________________________________________________________________________Richard S. Kem
Underneath those two, who were at the three-star minister level, were Ministerialdirigent
Dr. Korte from Defense and Ministerialdirigent Dr. Klaus Fischer from Finance. These
division chiefs at the brigadier level--they're all civilians, mind you--focused on our
particular activities. These were major interactors with the DCSENGR. I had known
Dr. Korte from my previous tour. The senior minister in Finance, Hubrich, had been a
prisoner of war during World War II in Florida and spoke perfect English and was very
pleasant to deal with. Dr. Shaefgen was also a very nice person and easy to deal with. Dr.
Korte was slippery as an eel. You just really had to watch, and not necessarily believe what
he said. Dr. Fischer seemed initially to be pretty pleasant; later on he really became a very
difficult actor.
To get back to my story--there had been an injunction. Local citizens had gone to court to
stop construction of the Bradley range in the north part of the Wildflecken training area. That
part of Wildflecken was in the state of Hesse. The southern part of Wildflecken was in the
state of Bavaria. The major tank range that I spoke of, that we actually got to start more
quickly, was in Bavaria, which is probably why we got to start it.
So, we had to work with different regional entities in working these problems. The Hessians
were always more difficult to deal with and were difficult about noise in and around
Frankfurt, and so our dealings in Hesse had been a lot more strained and difficult. Here we
were in court on the Bradley range. We badly wanted to start both ranges because the modern
training of our soldiers, that they were getting elsewhere, needed those kinds of live fire,
shoot on-the-move ranges to be able to properly train.
This was a high-priority item to push, and so I had many meetings with Defense and Finance
officials in Bonn, trying to get them to move forward, and it was always very difficult. We
got into noise, which was the big factor in both ranges. We got into measuring decibels of
noise, and groups of citizens and officials would go out, and their experts and our experts
would sit there and try to measure decibels. From our view, the decibel levels fell, once you
measured them accurately out where the people were listening to them--fell below the
standard the Germans were setting. Nevertheless, the people weren't satisfied with that and
kept up the attack, trying to get us to close down and not build the range, period. So, we had
many interesting times with that, trying to articulate the reasons.

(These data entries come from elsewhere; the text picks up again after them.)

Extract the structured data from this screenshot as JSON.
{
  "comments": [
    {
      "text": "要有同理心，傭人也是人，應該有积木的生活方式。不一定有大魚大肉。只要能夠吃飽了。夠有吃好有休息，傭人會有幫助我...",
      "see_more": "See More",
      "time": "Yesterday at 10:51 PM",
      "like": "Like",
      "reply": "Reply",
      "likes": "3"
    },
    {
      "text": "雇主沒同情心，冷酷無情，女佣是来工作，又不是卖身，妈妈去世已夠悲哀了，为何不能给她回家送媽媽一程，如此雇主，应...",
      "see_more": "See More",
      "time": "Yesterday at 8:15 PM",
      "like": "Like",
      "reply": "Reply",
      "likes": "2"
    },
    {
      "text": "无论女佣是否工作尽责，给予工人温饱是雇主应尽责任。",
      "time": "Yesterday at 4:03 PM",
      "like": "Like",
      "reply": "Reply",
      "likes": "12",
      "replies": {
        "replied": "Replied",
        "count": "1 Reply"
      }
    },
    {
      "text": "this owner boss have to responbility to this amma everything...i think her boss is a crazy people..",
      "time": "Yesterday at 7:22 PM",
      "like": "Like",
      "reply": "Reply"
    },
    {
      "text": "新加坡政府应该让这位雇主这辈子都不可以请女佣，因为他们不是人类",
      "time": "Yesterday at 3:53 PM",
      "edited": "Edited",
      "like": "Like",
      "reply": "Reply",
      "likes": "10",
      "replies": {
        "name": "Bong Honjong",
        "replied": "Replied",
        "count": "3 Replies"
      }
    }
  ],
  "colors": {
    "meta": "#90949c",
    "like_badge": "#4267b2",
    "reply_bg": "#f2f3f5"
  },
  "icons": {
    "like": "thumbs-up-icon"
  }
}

The Germans had outlawed lawnmower use on Sunday in their towns. You couldn't cut your
grass on Sunday because the noise would bother your neighbors. The noise we were talking
about from our 20-millimeter Bradley weapons two miles away from the town was
considerably less than that a neighbor would hear from a lawnmower.
When I left, that Bradley range project had never been started. I don't know if it has today,
frankly.
Q:
Well, on the German side, you had to deal with their federal system, I guess, the federal
agencies, but then the state, and then even the localities. There might be a different
perception from what level you were talking about on the German side.